The sharpest price falls of 2019 occurred in October, during which time the price of South African semi-carbonate ore dropped to $3.50 per dmtu from $4.66 per dmtu. Material that arrived in October had been purchased six to eight weeks earlier and lost as much as 20% of its value on water. To take ownership of their cargoes, traders who pay financial entities deposits to open letters of credit (LCs) on their behalf must pay upfront deposits of 5-20% of the value of the cargo and pay the balance on arrival. Steep price falls mean it is not worth taking ownership, leaving the financial entities holding cargo worth significantly less than they paid. Although traders technically have three months to pay for the material in full, such deadlines are often waived when the financial entity holding the material knows the trader will make a loss and struggle to repay the full amount.
“The companies that help open LCs want their money back and tend to give their clients more time to handle frozen stocks. They could sell off cargoes themselves if their clients could not repay loans on time, but the ore price is still much lower than the purchase price of the cargoes, so they would inevitably shoulder losses and it seems better to allow more time,” a Chinese market participant said.
As a result, frozen stocks will stay in place, leaving inventories high but distorting the picture of how much material is actually available.

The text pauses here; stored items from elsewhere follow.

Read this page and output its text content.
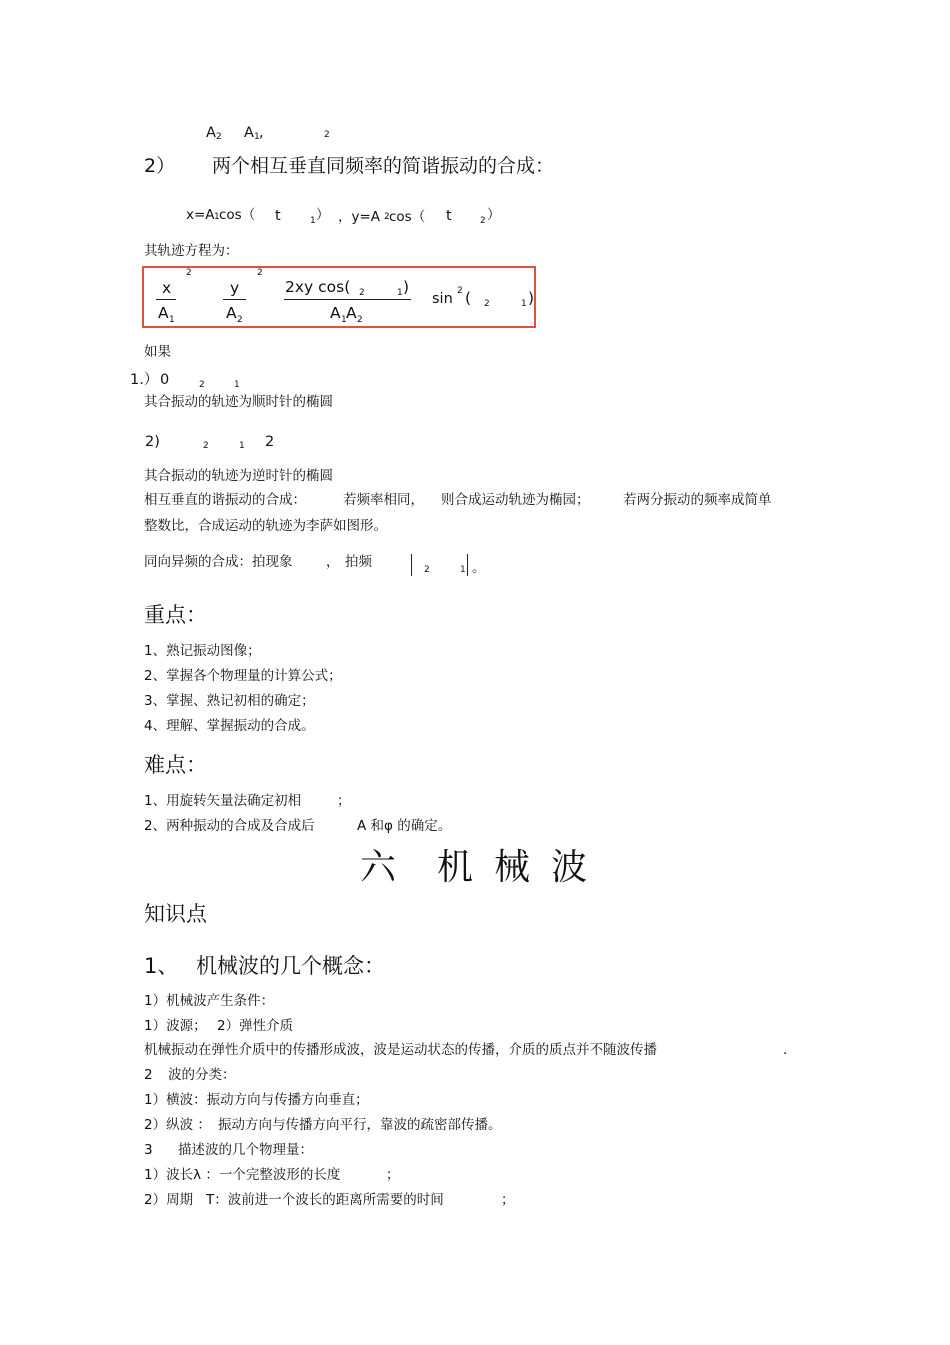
A 2 A 1 ,	2
2） 两个相互垂直同频率的简谐振动的合成：
x=A 1 cos（ t	1 ） ，y=A 2 cos（ t	2 ）
其轨迹方程为：
2
x
A 1
2
y
A 2
2xy cos( 2	1 )
A 1 A 2
sin 2 ( 2	1 )
如果
1.） 0	2	1
其合振动的轨迹为顺时针的椭圆
2)	2	1 2
其合振动的轨迹为逆时针的椭圆
相互垂直的谐振动的合成：	若频率相同， 则合成运动轨迹为椭园； 若两分振动的频率成简单
整数比，合成运动的轨迹为李萨如图形。
同向异频的合成：拍现象 ， 拍频	2	1 。
重点：
1、熟记振动图像；
2、掌握各个物理量的计算公式；
3、掌握、熟记初相的确定；
4、理解、掌握振动的合成。
难点：
1、用旋转矢量法确定初相	；
2、两种振动的合成及合成后	A 和φ 的确定。
六 机 械 波
知识点
1、 机械波的几个概念：
1）机械波产生条件：
1）波源； 2）弹性介质
机械振动在弹性介质中的传播形成波，波是运动状态的传播，介质的质点并不随波传播	.
2 波的分类：
1）横波：振动方向与传播方向垂直；
2）纵波 ： 振动方向与传播方向平行，靠波的疏密部传播。
3 描述波的几个物理量：
1）波长λ ：一个完整波形的长度	；
2）周期 T：波前进一个波长的距离所需要的时间	；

Smelters will keep adjusting purchasing according to market conditions
Varying purchasing habits among smelters will also continue while market conditions fluctuate. Smelters purchase five to 10 days’ or even as little as five to seven days’ ore for consumption when they expect ore prices to slide. They increase volumes when they expect price increases, or when they need to stock up for a major holiday.
When smelters only buy a few days’ worth of ore feed, it can create an impression of artificially high port stocks, when in fact low stocks at smelters would actually offset this. And a sudden flurry of buying by smelters that have unusually low stocks at their works could make a consumption increase seem more dramatic if they buy suddenly and simultaneously from ports. This effect is likely to continue into 2020, maintaining another factor that distorts the picture painted by port inventories.

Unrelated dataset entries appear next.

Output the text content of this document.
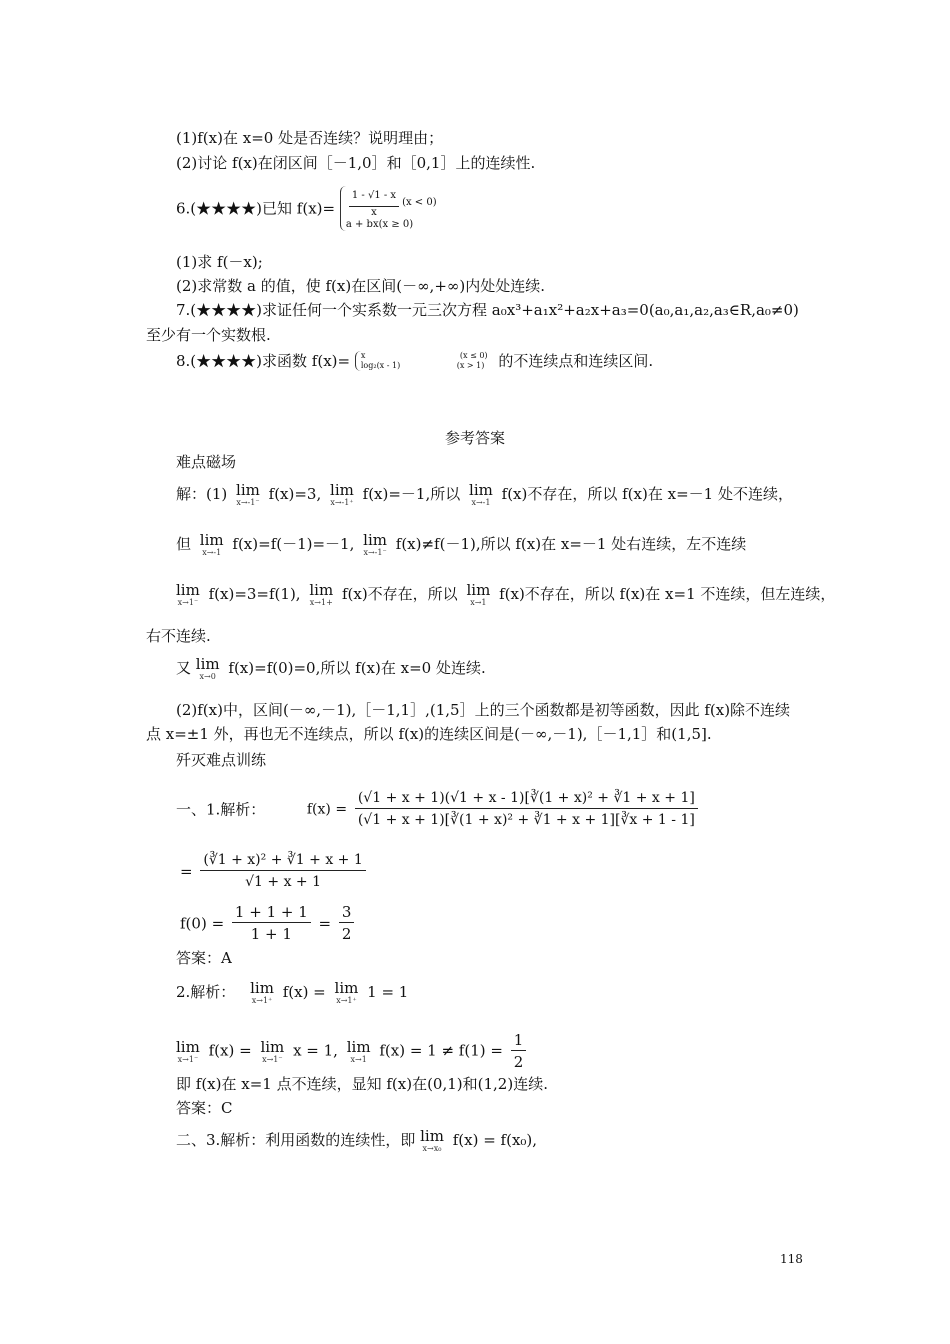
(1)f(x)在 x=0 处是否连续？说明理由；
(2)讨论 f(x)在闭区间［－1,0］和［0,1］上的连续性.
6.(★★★★)已知 $f(x)= \frac{1 - √1 - x}{x} (x < 0)$

a + bx(x ≥ 0)
(1)求 f(－x);
(2)求常数 a 的值，使 f(x)在区间(－∞,+∞)内处处连续.
7.(★★★★)求证任何一个实系数一元三次方程 a₀x³+a₁x²+a₂x+a₃=0(a₀,a₁,a₂,a₃∈R,a₀≠0)
至少有一个实数根.
8.(★★★★)求函数 f(x)= x	(x ≤ 0)
log₂(x - 1)	(x > 1) 的不连续点和连续区间.
参考答案
难点磁场
解：(1) lim
x→-1⁻ f(x)=3, lim
x→-1⁺ f(x)=－1,所以 lim
x→-1 f(x)不存在，所以 f(x)在 x=－1 处不连续，
但 lim
x→-1 f(x)=f(－1)=－1, lim
x→-1⁻ f(x)≠f(－1),所以 f(x)在 x=－1 处右连续，左不连续
lim
x→1⁻ f(x)=3=f(1), lim
x→1+ f(x)不存在，所以 lim
x→1 f(x)不存在，所以 f(x)在 x=1 不连续，但左连续，
右不连续.
又 lim
x→0 f(x)=f(0)=0,所以 f(x)在 x=0 处连续.
(2)f(x)中，区间(－∞,－1),［－1,1］,(1,5］上的三个函数都是初等函数，因此 f(x)除不连续
点 x=±1 外，再也无不连续点，所以 f(x)的连续区间是(－∞,－1),［－1,1］和(1,5].
歼灭难点训练
一、1.解析：	$f(x) = \frac{\text{(√1 + x + 1)(√1 + x - 1)[∛(1 + x)² + ∛1 + x + 1]}}{\text{(√1 + x + 1)[∛(1 + x)² + ∛1 + x + 1][∛x + 1 - 1]}}$
= $\frac{\text{(∛1 + x)² + ∛1 + x + 1}}{√1 + x + 1}$
$f(0) = \frac{1 + 1 + 1}{1 + 1} = \frac{3}{2}$
答案：A
2.解析： lim
x→1⁺ f(x) = lim
x→1⁺ 1 = 1
lim
x→1⁻ f(x) = lim
x→1⁻ x = 1, lim
x→1 $f(x) = 1 \ne f(1) = \frac{1}{2}$
即 f(x)在 x=1 点不连续，显知 f(x)在(0,1)和(1,2)连续.
答案：C
二、3.解析：利用函数的连续性，即 lim
x→x₀ f(x) = f(x₀),
118
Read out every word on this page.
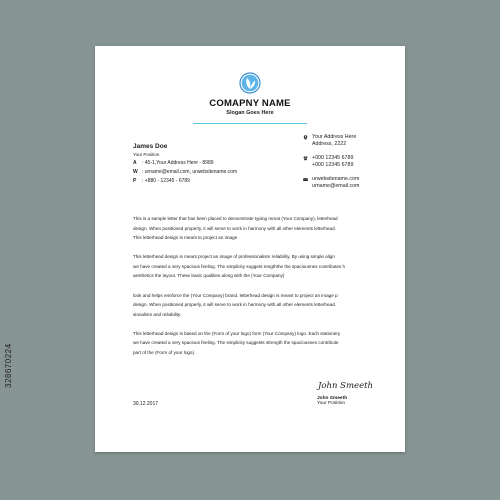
COMAPNY NAME
Slogan Goes Here
James Doe
Your Position
A : 45-1,Your Address Here - 8989
W : urname@email.com, urwebsitename.com
P : +880 - 12345 - 6789
Your Address Here
Address, 2222
+000 12345 6789
+000 12345 6789
urwebsitename.com
urname@email.com
This is a sample letter that has been placed to demonstrate typing remat (Your Company), letterhead
design. When positioned properly, it will serve to work in harmony with all other elements letterhead.
This letterhead design is meant to project an image
This letterhead design is meant project an image of professionalism reliability. By using simple align
we have created a very spacious feeling. The simplicity suggest rengththe the spaciousnes contributes h
aesthetics the layout. These basic qualities along with the (Your Company)
look and helps reinforce the (Your Company) brand. letterhead design is meant to project an image p
design. When positioned properly, it will serve to work in harmony with all other elements letterhead.
sionalism and reliability.
This letterhead design is based on the (Form of your logo) form (Your Company) logo. Each stationery
we have created a very spacious feeling. The simplicity suggests strength the spaciousnes contribute
part of the (Form of your logo).
30.12.2017
John Smeeth
John Smeeth
Your Position
328670224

Ore from Ghana will continue to provide feed for alloy market
Chinese imports from Ghana continued to soar in 2019, even exceeding Australian imports in the first half of the year.
China imported 2.58 million tonnes of ore from Ghana in January-June this year, up from 1.26 million tonnes in the same period of 2018. Australian imports rose to 2.39 million tonnes from 2.27 million tonnes over the same period.
Ghanaian ore was traditionally destined for the electrolytic manganese metal market, much of it as captive supply for China's Ningxia Tianyuan Manganese Industry Co, the world’s largest manganese metal producer and owner of Ghana Manganese through is Jersey-based Consmin subsidiary.
But the surge of supply from Ghana has spilled over into the raw materials market for manganese alloy production, creating greater competition among established suppliers to that market.
“Total Ghana supply far exceeds the volume the electrolytic manganese metal market can consume. That’s why you see so much of it,” a market source told Fastmarkets.
While the ore from Ghana is a small proportion of stock in the main Chinese ports where alloy raw material feed sits, the increased competition will continue.
Amy Lv in Shanghai contributed to this report.